After watching the Breakthrough Prize awards tonight, tomorrow night on the Science Channel you can watch a program that actually features physicists rather than Hollywood/Silicon Valley celebrities. There’s an hour long infomercial for the Multiverse, entitled “Which Universe Are We In?”. You get to hear from
- Max Tegmark starting and ending the show with a generic promotional spiel about how wonderful the multiverse is.
- Seth Lloyd about how weird QM is, and that it and cosmology provide strong experimental support for the multiverse.
- Anthony Aguirre explaining about seeing collisions of other universes in the sky, and about how evidence for the multiverse has now been seen (BICEP2), providing a huge leap forward for the multiverse.
- Laura Mersini-Houghton about the string landscape and how she has used it to make predictions, which are now becoming accepted.
The program ends kind of like a car commercial, with beautiful scenery and swelling music. A voice over mentions un-named fuddy-duddy critics, mainly to say that BICEP2’s “great support for the theory of the multiverse” has “given then something to think about”. It suggests that the answer to the question raised by all these different kinds of multiverse (“which one is true?”) can be answered by believing all multiverse models at once, no need to choose.
No mention of tedious things like dust.
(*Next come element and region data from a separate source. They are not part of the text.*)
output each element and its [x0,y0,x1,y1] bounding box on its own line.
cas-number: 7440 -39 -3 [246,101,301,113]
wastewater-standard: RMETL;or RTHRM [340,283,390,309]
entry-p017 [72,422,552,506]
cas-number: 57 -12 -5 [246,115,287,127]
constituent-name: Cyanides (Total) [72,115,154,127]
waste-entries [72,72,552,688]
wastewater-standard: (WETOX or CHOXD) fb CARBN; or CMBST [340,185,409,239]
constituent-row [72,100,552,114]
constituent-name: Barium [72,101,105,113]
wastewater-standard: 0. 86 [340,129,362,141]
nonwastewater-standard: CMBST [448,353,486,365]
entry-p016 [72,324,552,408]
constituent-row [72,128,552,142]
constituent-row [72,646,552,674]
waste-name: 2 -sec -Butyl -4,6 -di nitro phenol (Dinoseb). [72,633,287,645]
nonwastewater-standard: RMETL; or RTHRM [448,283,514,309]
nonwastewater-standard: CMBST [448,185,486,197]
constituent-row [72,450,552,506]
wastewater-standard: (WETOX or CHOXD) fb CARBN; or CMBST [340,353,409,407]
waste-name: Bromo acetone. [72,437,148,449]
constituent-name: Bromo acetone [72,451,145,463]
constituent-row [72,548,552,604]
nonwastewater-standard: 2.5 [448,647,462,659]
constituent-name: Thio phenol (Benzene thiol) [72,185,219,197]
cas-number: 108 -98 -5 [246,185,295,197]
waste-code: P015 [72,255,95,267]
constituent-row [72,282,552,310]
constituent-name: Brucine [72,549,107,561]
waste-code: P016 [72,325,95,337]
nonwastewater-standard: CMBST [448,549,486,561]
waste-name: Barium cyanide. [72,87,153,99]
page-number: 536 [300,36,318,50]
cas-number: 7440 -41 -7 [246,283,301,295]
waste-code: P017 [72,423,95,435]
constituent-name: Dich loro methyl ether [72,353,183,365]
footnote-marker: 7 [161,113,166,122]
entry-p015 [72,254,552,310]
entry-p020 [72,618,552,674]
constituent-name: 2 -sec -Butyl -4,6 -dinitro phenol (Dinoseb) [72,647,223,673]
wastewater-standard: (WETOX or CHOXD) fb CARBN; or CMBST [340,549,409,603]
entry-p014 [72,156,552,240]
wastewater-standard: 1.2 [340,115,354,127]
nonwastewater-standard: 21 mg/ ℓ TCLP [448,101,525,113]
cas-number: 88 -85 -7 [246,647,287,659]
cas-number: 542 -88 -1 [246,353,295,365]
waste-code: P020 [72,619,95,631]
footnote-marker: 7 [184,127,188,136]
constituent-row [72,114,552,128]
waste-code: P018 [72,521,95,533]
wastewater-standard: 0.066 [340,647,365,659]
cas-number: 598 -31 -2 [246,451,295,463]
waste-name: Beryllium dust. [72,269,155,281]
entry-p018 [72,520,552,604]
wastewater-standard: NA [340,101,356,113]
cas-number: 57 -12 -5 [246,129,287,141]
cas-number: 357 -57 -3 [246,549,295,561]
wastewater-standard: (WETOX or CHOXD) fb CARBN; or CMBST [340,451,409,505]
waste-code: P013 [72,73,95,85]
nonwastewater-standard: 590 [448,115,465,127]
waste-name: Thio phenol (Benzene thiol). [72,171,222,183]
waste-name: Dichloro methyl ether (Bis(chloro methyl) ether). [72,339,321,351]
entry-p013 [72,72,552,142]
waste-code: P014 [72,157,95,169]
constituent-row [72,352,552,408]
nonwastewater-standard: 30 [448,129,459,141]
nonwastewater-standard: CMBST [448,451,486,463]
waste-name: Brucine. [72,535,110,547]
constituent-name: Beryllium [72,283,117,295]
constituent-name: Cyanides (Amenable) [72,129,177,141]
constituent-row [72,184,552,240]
This multiverse is all new and shiny, slices, dices, provides every reality you could possibly want.
On a somewhat higher level, Quanta magazine followed up last week’s multiverse piece with a new one this past week, Multiverse Collisions May Dot the Sky from Jennifer Ouellette. Aguirre appears here too, working with collaborators on analyzing possibly observable consequences of bubble collisions. One of them is Hiranya Peiris, who explains that multiverse theory is like the theory of evolution:
Peiris acknowledges that this argument has its critics. “It can predict anything, and therefore it’s not valid,” Peiris said of the reasoning typically used to dismiss the notion of a multiverse as a tautology, rather than a true scientific theory. “But I think that’s the wrong way to think about it.” The theory of evolution, Peiris argues, also resembles a tautology in certain respects — “an organism exists because it survived” — yet it holds tremendous explanatory power. It is a simple model that requires little initial input to produce the vast diversity of species we see today.
A multiverse model tied to eternal inflation could have the same kind of explanatory power. In this case, the bubble universes function much like speciation. Those universes that happen to have the right laws of physics will eventually “succeed” — that is, they will become home to conscious observers like ourselves. If our universe is one of many in a much larger multiverse, our existence seems less unlikely.
The problem of course with bubble collision “predictions” are that they’re not falsifiable. As far as they’re concerned, you can only win: seeing nothing doesn’t disprove the multiverse. The most recent attempt to look for evidence in the CMB that I’m aware of is this, which found nothing in the WMAP-7 data. I haven’t seen anything using Planck data released so far. Presumably when new data is released later this month some kind of search for bubble collision evidence will be done, and Quanta magazine isn’t likely to report the likely outcome.
The Quanta piece isn’t an infomercial like the TV program, it does explain some of the problems with this whole endeavor, including this from Erick Weinberg:
“My own feeling is you need to adjust the numbers rather finely to get it to work,” Weinberg said. The rate of formation of the bubble universes is key. If they had formed slowly, collisions would not have been possible because space would have expanded and driven the bubbles apart long before any collision could take place. Alternatively, if the bubbles had formed too quickly, they would have merged before space could expand sufficiently to form disconnected pockets. Somewhere in between is the Goldilocks rate, the “just right” rate at which the bubbles would have had to form for a collision to be possible.
Researchers also worry about finding a false positive. Even if such a collision did happen and evidence was imprinted on the CMB, spotting the telltale pattern would not necessarily constitute evidence of a multiverse. “You can get an effect and say it will be consistent with the calculated predictions for these [bubble] collisions,” Weinberg said. “But it might well be consistent with lots of other things.” For instance, a distorted CMB might be evidence of theoretical entities called cosmic strings. These are like the cracks that form in the ice when a lake freezes over, except here the ice is the fabric of space-time. Magnetic monopoles are another hypothetical defect that could affect the CMB, as could knots or twists in space-time called textures.
Weinberg isn’t sure it would even be possible to tell the difference between these different possibilities, especially because many models of eternal inflation exist. Without knowing the precise details of the theory, trying to make a positive identification of the multiverse would be like trying to distinguish between the composition of two meteorites that hit the roof of a house solely by the sound of the impacts, without knowing how the house is constructed and with what materials.
There’s also the problem that even if you did see something, it really would tell you pretty much nothing about the supposed other universe:
Should a signature for a bubble collision be confirmed, Peiris doesn’t see a way to study another bubble universe any further because by now it would be entirely out of causal contact with ours. But it would be a stunning validation that the notion of a multiverse deserves a seat at the testable physics table.
Update: One problem with arguing that the multiverse is like the theory of evolution that physicists should keep in mind: creationists love it.